U of T Scarborough collaborates with local community centre on culturally relevant food security
In addition to the usual canned and dry goods available at their food bank, Scarborough's Centre for Immigrant and Community Services (CICS) also grows 26 different kinds of vegetables, served weekly to more than 200 families who visit the centre.
The CICS greenhouse and gardens produce about 1,700 pounds of food per year – all donated as part of the Sustainable and Accessible for Empowering Communities (SAFE) project.
“We've seen more and more people that might have been just above the poverty line are now finding themselves below that line,” says Brian Joyce, director of community services and operations at CICS.
“We could see the needs of the populations we were observing – they needed access to food. And over the last year that's just amplified with high inflation and cost of food.”
In 2020, CICS opened a pop-up food bank, teaming up with the Feeding City Lab, a research network of the Culinaria Research Centre at U of Toronto Scarborough that investigates how the pandemic impacted food systems.
The lab surveyed community members and found many were lacking vegetables to make their own cultural dishes. That data helped CICS secure funding for its greenhouse, and identified which vegetables were most needed.
“It's not just about food security, but it's about food sovereignty. People are taking charge of how they want their food systems to work. They are bringing their ethnocultural lens to it as well,” says Jo Sharma, an associate professor of historical and cultural studies at the Culinaria Research Centre and director of the Feeding City Lab who is cross-appointed to the department for the study of religion and the Asian Institute.
Siobhan Bonisteel, a PhD candidate in environmental science at U of T Scarborough and community partnership representative with the Feeding City Lab, is one of several researchers supporting CICS. She’s using her expertise on community food systems to help the CICS team gather data on the SAFE project’s impact on the food bank and wider community.

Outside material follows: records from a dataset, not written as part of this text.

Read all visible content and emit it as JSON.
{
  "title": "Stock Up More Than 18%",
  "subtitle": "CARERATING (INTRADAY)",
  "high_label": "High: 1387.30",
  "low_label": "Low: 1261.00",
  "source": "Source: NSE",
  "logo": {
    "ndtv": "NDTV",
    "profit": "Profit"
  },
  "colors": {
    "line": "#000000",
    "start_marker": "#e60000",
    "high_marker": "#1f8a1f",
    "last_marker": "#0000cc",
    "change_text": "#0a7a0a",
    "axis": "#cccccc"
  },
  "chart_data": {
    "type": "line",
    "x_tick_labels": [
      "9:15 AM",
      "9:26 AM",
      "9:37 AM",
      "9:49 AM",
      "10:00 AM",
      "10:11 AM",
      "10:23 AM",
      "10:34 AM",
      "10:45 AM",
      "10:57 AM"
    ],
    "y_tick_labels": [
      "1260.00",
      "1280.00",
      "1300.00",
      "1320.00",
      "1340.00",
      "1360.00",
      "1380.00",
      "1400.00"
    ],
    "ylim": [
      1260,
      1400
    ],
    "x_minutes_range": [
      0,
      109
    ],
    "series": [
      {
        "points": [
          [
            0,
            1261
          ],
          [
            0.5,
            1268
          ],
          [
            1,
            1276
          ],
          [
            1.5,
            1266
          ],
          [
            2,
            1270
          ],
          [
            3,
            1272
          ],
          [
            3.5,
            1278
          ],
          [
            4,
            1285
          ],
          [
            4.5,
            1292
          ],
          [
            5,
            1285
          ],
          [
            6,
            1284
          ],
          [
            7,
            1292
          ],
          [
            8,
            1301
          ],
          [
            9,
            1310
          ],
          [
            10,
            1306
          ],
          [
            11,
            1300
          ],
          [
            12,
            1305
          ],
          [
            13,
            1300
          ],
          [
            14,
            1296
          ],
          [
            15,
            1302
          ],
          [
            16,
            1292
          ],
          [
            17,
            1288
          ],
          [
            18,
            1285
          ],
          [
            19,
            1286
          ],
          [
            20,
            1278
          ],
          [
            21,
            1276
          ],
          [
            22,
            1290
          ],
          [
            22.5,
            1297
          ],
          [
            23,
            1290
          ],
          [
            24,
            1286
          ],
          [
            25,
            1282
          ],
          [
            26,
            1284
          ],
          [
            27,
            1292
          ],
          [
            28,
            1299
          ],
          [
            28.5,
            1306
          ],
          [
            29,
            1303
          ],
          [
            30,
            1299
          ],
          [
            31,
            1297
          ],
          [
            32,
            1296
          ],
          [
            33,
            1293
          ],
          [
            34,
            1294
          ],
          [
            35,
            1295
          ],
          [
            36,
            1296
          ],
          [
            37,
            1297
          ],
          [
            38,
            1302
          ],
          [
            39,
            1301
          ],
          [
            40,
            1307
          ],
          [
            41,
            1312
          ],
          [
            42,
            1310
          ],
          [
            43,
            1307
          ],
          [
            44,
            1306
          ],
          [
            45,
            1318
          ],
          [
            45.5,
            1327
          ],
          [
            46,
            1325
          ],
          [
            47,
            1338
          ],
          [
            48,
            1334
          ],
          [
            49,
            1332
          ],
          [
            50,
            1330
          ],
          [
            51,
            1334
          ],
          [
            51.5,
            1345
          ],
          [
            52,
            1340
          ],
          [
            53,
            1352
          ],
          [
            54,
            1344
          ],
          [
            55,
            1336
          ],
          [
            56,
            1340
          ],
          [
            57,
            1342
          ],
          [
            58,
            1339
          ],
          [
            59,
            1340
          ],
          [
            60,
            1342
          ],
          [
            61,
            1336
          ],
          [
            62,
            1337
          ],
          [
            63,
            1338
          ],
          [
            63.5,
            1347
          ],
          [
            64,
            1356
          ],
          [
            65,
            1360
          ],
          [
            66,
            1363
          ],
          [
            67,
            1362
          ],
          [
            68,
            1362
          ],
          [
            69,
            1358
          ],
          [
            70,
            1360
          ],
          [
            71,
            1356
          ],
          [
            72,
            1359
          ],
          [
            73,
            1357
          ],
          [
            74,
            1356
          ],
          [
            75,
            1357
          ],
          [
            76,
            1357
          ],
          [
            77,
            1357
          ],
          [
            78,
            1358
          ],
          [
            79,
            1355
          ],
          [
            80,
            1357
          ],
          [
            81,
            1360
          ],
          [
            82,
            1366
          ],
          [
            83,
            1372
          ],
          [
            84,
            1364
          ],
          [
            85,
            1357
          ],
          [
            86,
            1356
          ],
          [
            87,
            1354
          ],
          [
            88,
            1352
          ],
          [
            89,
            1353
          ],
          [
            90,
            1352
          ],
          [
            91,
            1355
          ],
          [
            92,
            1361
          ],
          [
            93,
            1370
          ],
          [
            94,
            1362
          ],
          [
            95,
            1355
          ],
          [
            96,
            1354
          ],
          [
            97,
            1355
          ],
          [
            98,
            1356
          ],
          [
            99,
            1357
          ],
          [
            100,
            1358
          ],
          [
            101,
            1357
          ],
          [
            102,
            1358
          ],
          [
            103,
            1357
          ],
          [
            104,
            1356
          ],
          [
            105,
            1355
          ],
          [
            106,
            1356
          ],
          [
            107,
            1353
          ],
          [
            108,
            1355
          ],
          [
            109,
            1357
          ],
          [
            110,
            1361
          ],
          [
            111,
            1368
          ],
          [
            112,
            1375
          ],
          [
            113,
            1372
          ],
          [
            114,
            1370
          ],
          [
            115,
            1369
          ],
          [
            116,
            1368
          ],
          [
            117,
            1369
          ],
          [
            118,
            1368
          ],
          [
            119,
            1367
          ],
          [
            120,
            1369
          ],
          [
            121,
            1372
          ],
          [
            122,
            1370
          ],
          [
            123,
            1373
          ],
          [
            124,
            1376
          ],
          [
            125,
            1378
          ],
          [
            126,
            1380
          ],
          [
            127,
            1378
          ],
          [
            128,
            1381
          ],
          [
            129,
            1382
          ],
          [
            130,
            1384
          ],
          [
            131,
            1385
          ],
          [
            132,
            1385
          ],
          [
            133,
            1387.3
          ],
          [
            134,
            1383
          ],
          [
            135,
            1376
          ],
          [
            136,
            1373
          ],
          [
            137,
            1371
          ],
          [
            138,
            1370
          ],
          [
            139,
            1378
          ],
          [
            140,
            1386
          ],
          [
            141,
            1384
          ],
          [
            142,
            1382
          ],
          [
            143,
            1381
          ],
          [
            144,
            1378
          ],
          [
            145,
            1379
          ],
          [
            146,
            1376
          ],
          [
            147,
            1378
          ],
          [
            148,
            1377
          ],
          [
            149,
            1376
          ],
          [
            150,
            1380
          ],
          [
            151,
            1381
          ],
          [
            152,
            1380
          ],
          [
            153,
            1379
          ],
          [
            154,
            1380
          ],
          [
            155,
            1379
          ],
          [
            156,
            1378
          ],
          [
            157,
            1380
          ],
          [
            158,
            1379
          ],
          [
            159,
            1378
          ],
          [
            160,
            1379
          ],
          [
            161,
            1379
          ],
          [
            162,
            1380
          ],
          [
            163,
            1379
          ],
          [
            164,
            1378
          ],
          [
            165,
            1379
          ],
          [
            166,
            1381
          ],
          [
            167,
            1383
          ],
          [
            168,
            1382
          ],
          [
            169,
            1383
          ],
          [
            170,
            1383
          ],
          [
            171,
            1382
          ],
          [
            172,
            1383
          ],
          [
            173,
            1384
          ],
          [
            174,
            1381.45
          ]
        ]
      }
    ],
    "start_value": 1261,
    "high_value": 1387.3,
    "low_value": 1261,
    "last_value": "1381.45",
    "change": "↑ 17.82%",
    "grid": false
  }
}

“Feeding City and CICS are understanding the effects of the COVID-19 pandemic in real time,” Bonisteel says. “Both inform each other and work together to broaden our collective understanding of community food issues, including resiliency to threats such as pandemics.”
Joyce says the data will not only help entice funders, but will help illustrate the project as a model for other organizations. It will also guide which new plants the centre tries to grow, as families accessing the food bank represent a range of cultural backgrounds.
“We're serving a wide variety of different people and we're introducing them to all these other services at CICS – like settlement services, early years programming and fitness programming that they might not have known about,” Joyce says.
The SAFE project also encompasses the centre’s industrial-sized community kitchen, which is used for cooking courses and as a place to share knowledge and build community.
The gardens are similarly a place for connection, and Joyce wants to bring in many other local organizations to collaborate. For example, the South Asian Cultural and Health Association for Youth and Seniors is planting ethno-culturally significant plants for diasporic Asian community members in CICS's raised garden beds.
Shathvahi Ramesh, a fourth-year undergraduate student studying environmental ethics and religion in the Faculty of Arts and Science and a former intern with Sharma’s team, worked with the Feeding City Lab to connect CICS with the Malvern Urban Farm, which grows culturally significant plants in one of Scarborough’s hydro fields. Community farmers are growing seeds in the greenhouse to later transfer them to their gardens.
Ramesh says community organizations are often in an ideal position to help one another – but just might not know it. U of T Scarborough alumna Amanda Wedge has recently taken over as the co-ordinator for the Scarborough Food Network, which aims to bring a range of local organizations and stakeholders (including the Feeding City Lab) together, with monthly meetings dedicated to updates.
“It helps folks feel like they're not one lone entity just fighting their own fight or alone in their work. Together is always better,” Ramesh says. "It also helps build institutional memory.”